McLaren hopes to once again push the envelope for speed thanks to off-the-planet engineering.
Starting on the inside, the interior is properly beautiful: the flat-bottomed steering wheel is flanked by three large touchscreens; overhead buttons control the windows and active aerodynamics.
Looking out the front window you notice the Speedtail doesn’t have any sun visors but instead has electrochromic glass at the top of the windshield that can be adjusted for light intake, eliminating the need.
On the outside, an absence of spoilers and wing pieces means the aerodynamics don’t seem too spectacular. Of course, that’s actually whatmakes them spectacular. The tech is well-integrated into the overall design, making it all largely hidden. The front wheel covers, for example, are static, and channel air around the wheel arches to reduce turbulence.
McLaren has reduced the number of shut lines by making the entire rear end a one-piece clam-shell. From above the Speedtail is teardrop-shaped – the fastest shape in nature – with the front splitter making the first contact with air and the elongated tail the last.
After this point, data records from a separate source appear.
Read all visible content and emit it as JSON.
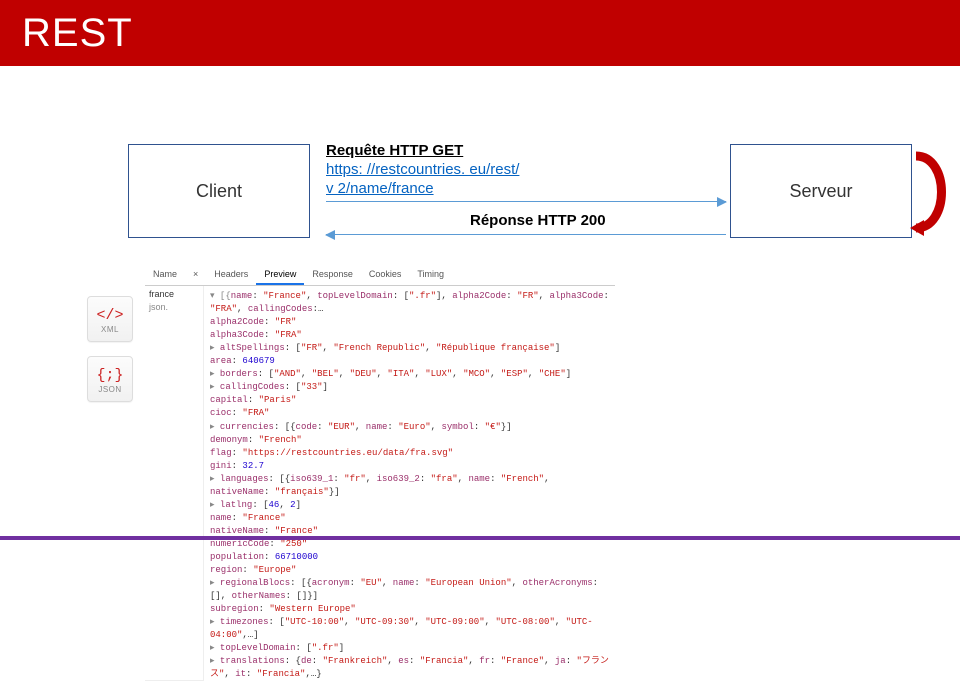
{
  "title": "REST",
  "client_label": "Client",
  "server_label": "Serveur",
  "request_label": "Requête HTTP GET",
  "request_url_1": "https: //restcountries. eu/rest/",
  "request_url_2": "v 2/name/france",
  "response_label": "Réponse HTTP 200",
  "icons": {
    "xml_glyph": "</>",
    "xml_label": "XML",
    "json_glyph": "{;}",
    "json_label": "JSON"
  },
  "devtools": {
    "tabs": [
      "Name",
      "×",
      "Headers",
      "Preview",
      "Response",
      "Cookies",
      "Timing"
    ],
    "selected_tab": "Preview",
    "list_items": [
      "france",
      "json."
    ],
    "json_lines": [
      {
        "pre": "▾ [{",
        "body": [
          [
            "k",
            "name"
          ],
          ": ",
          [
            "s",
            "\"France\""
          ],
          ", ",
          [
            "k",
            "topLevelDomain"
          ],
          ": [",
          [
            "s",
            "\".fr\""
          ],
          "], ",
          [
            "k",
            "alpha2Code"
          ],
          ": ",
          [
            "s",
            "\"FR\""
          ],
          ", ",
          [
            "k",
            "alpha3Code"
          ],
          ": ",
          [
            "s",
            "\"FRA\""
          ],
          ", ",
          [
            "k",
            "callingCodes"
          ],
          ":…"
        ]
      },
      {
        "pre": "    ",
        "body": [
          [
            "k",
            "alpha2Code"
          ],
          ": ",
          [
            "s",
            "\"FR\""
          ]
        ]
      },
      {
        "pre": "    ",
        "body": [
          [
            "k",
            "alpha3Code"
          ],
          ": ",
          [
            "s",
            "\"FRA\""
          ]
        ]
      },
      {
        "pre": "  ▸ ",
        "body": [
          [
            "k",
            "altSpellings"
          ],
          ": [",
          [
            "s",
            "\"FR\""
          ],
          ", ",
          [
            "s",
            "\"French Republic\""
          ],
          ", ",
          [
            "s",
            "\"République française\""
          ],
          "]"
        ]
      },
      {
        "pre": "    ",
        "body": [
          [
            "k",
            "area"
          ],
          ": ",
          [
            "n",
            "640679"
          ]
        ]
      },
      {
        "pre": "  ▸ ",
        "body": [
          [
            "k",
            "borders"
          ],
          ": [",
          [
            "s",
            "\"AND\""
          ],
          ", ",
          [
            "s",
            "\"BEL\""
          ],
          ", ",
          [
            "s",
            "\"DEU\""
          ],
          ", ",
          [
            "s",
            "\"ITA\""
          ],
          ", ",
          [
            "s",
            "\"LUX\""
          ],
          ", ",
          [
            "s",
            "\"MCO\""
          ],
          ", ",
          [
            "s",
            "\"ESP\""
          ],
          ", ",
          [
            "s",
            "\"CHE\""
          ],
          "]"
        ]
      },
      {
        "pre": "  ▸ ",
        "body": [
          [
            "k",
            "callingCodes"
          ],
          ": [",
          [
            "s",
            "\"33\""
          ],
          "]"
        ]
      },
      {
        "pre": "    ",
        "body": [
          [
            "k",
            "capital"
          ],
          ": ",
          [
            "s",
            "\"Paris\""
          ]
        ]
      },
      {
        "pre": "    ",
        "body": [
          [
            "k",
            "cioc"
          ],
          ": ",
          [
            "s",
            "\"FRA\""
          ]
        ]
      },
      {
        "pre": "  ▸ ",
        "body": [
          [
            "k",
            "currencies"
          ],
          ": [{",
          [
            "k",
            "code"
          ],
          ": ",
          [
            "s",
            "\"EUR\""
          ],
          ", ",
          [
            "k",
            "name"
          ],
          ": ",
          [
            "s",
            "\"Euro\""
          ],
          ", ",
          [
            "k",
            "symbol"
          ],
          ": ",
          [
            "s",
            "\"€\""
          ],
          "}]"
        ]
      },
      {
        "pre": "    ",
        "body": [
          [
            "k",
            "demonym"
          ],
          ": ",
          [
            "s",
            "\"French\""
          ]
        ]
      },
      {
        "pre": "    ",
        "body": [
          [
            "k",
            "flag"
          ],
          ": ",
          [
            "s",
            "\"https://restcountries.eu/data/fra.svg\""
          ]
        ]
      },
      {
        "pre": "    ",
        "body": [
          [
            "k",
            "gini"
          ],
          ": ",
          [
            "n",
            "32.7"
          ]
        ]
      },
      {
        "pre": "  ▸ ",
        "body": [
          [
            "k",
            "languages"
          ],
          ": [{",
          [
            "k",
            "iso639_1"
          ],
          ": ",
          [
            "s",
            "\"fr\""
          ],
          ", ",
          [
            "k",
            "iso639_2"
          ],
          ": ",
          [
            "s",
            "\"fra\""
          ],
          ", ",
          [
            "k",
            "name"
          ],
          ": ",
          [
            "s",
            "\"French\""
          ],
          ", ",
          [
            "k",
            "nativeName"
          ],
          ": ",
          [
            "s",
            "\"français\""
          ],
          "}]"
        ]
      },
      {
        "pre": "  ▸ ",
        "body": [
          [
            "k",
            "latlng"
          ],
          ": [",
          [
            "n",
            "46"
          ],
          ", ",
          [
            "n",
            "2"
          ],
          "]"
        ]
      },
      {
        "pre": "    ",
        "body": [
          [
            "k",
            "name"
          ],
          ": ",
          [
            "s",
            "\"France\""
          ]
        ]
      },
      {
        "pre": "    ",
        "body": [
          [
            "k",
            "nativeName"
          ],
          ": ",
          [
            "s",
            "\"France\""
          ]
        ]
      },
      {
        "pre": "    ",
        "body": [
          [
            "k",
            "numericCode"
          ],
          ": ",
          [
            "s",
            "\"250\""
          ]
        ]
      },
      {
        "pre": "    ",
        "body": [
          [
            "k",
            "population"
          ],
          ": ",
          [
            "n",
            "66710000"
          ]
        ]
      },
      {
        "pre": "    ",
        "body": [
          [
            "k",
            "region"
          ],
          ": ",
          [
            "s",
            "\"Europe\""
          ]
        ]
      },
      {
        "pre": "  ▸ ",
        "body": [
          [
            "k",
            "regionalBlocs"
          ],
          ": [{",
          [
            "k",
            "acronym"
          ],
          ": ",
          [
            "s",
            "\"EU\""
          ],
          ", ",
          [
            "k",
            "name"
          ],
          ": ",
          [
            "s",
            "\"European Union\""
          ],
          ", ",
          [
            "k",
            "otherAcronyms"
          ],
          ": [], ",
          [
            "k",
            "otherNames"
          ],
          ": []}]"
        ]
      },
      {
        "pre": "    ",
        "body": [
          [
            "k",
            "subregion"
          ],
          ": ",
          [
            "s",
            "\"Western Europe\""
          ]
        ]
      },
      {
        "pre": "  ▸ ",
        "body": [
          [
            "k",
            "timezones"
          ],
          ": [",
          [
            "s",
            "\"UTC-10:00\""
          ],
          ", ",
          [
            "s",
            "\"UTC-09:30\""
          ],
          ", ",
          [
            "s",
            "\"UTC-09:00\""
          ],
          ", ",
          [
            "s",
            "\"UTC-08:00\""
          ],
          ", ",
          [
            "s",
            "\"UTC-04:00\""
          ],
          ",…]"
        ]
      },
      {
        "pre": "  ▸ ",
        "body": [
          [
            "k",
            "topLevelDomain"
          ],
          ": [",
          [
            "s",
            "\".fr\""
          ],
          "]"
        ]
      },
      {
        "pre": "  ▸ ",
        "body": [
          [
            "k",
            "translations"
          ],
          ": {",
          [
            "k",
            "de"
          ],
          ": ",
          [
            "s",
            "\"Frankreich\""
          ],
          ", ",
          [
            "k",
            "es"
          ],
          ": ",
          [
            "s",
            "\"Francia\""
          ],
          ", ",
          [
            "k",
            "fr"
          ],
          ": ",
          [
            "s",
            "\"France\""
          ],
          ", ",
          [
            "k",
            "ja"
          ],
          ": ",
          [
            "s",
            "\"フランス\""
          ],
          ", ",
          [
            "k",
            "it"
          ],
          ": ",
          [
            "s",
            "\"Francia\""
          ],
          ",…}"
        ]
      }
    ]
  }
}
The splitter, too, has been shaped to bleed off air flow to reduce turbulence. Almost-invisible ducts underneath the headlights channel air into low-temperature radiators on their way through the body and exiting through the side vents.
The Speedtail also has no door mirrors, but instead features retractable cameras that feed a signal to two screens on either side of the driver; engage a special “Velocity” mode and they’ll remain inside the doors to improve aero even more. The rear hydraulic wings are invisible until they start working, because they’re actually built into the rear clamshell using flexible carbon-fibre.
McLaren quotes the dry mass of the Speedtail at 1,430 kg; with some 1,035 horsepower from the hybrid-electric powertrain on tap, you’re on your way to 299 km/h in just 12.8 seconds, all the way to a top speed of 403 km/h. Almost 10 seconds have dropped off the McLaren F1’s zero-to-300 km/h time, and of course the top speed is now 12 km/h higher.
McLaren hasn’t actually specified what sort of engine it’s using to get these numbers, but we can guess it’s a variation of the 4.0-litre twin-turbo V8 found in the P1. Pirelli’s developed custom P-Zero tires for the Speedtail, as well.
McLaren is only building 106 of these wild machines, the same number as it did McLaren F1s in the ’90s. One-third of those cars are going to the U.S. market where, thanks to the camera-mirrors and the lack of the correct airbags for the three seats, it won’t be street-legal.
Speedtails that do make it over to North America will have to be imported under the “Show and Display” rule, and McLaren is leaving owners to figure out how or if they want to ferry them across the Atlantic.
A staggering £1.75 million (or about $2.9 million, here) would have gotten you a centre-seat in one, if they weren’t already all sold out. Deliveries will begin early 2020.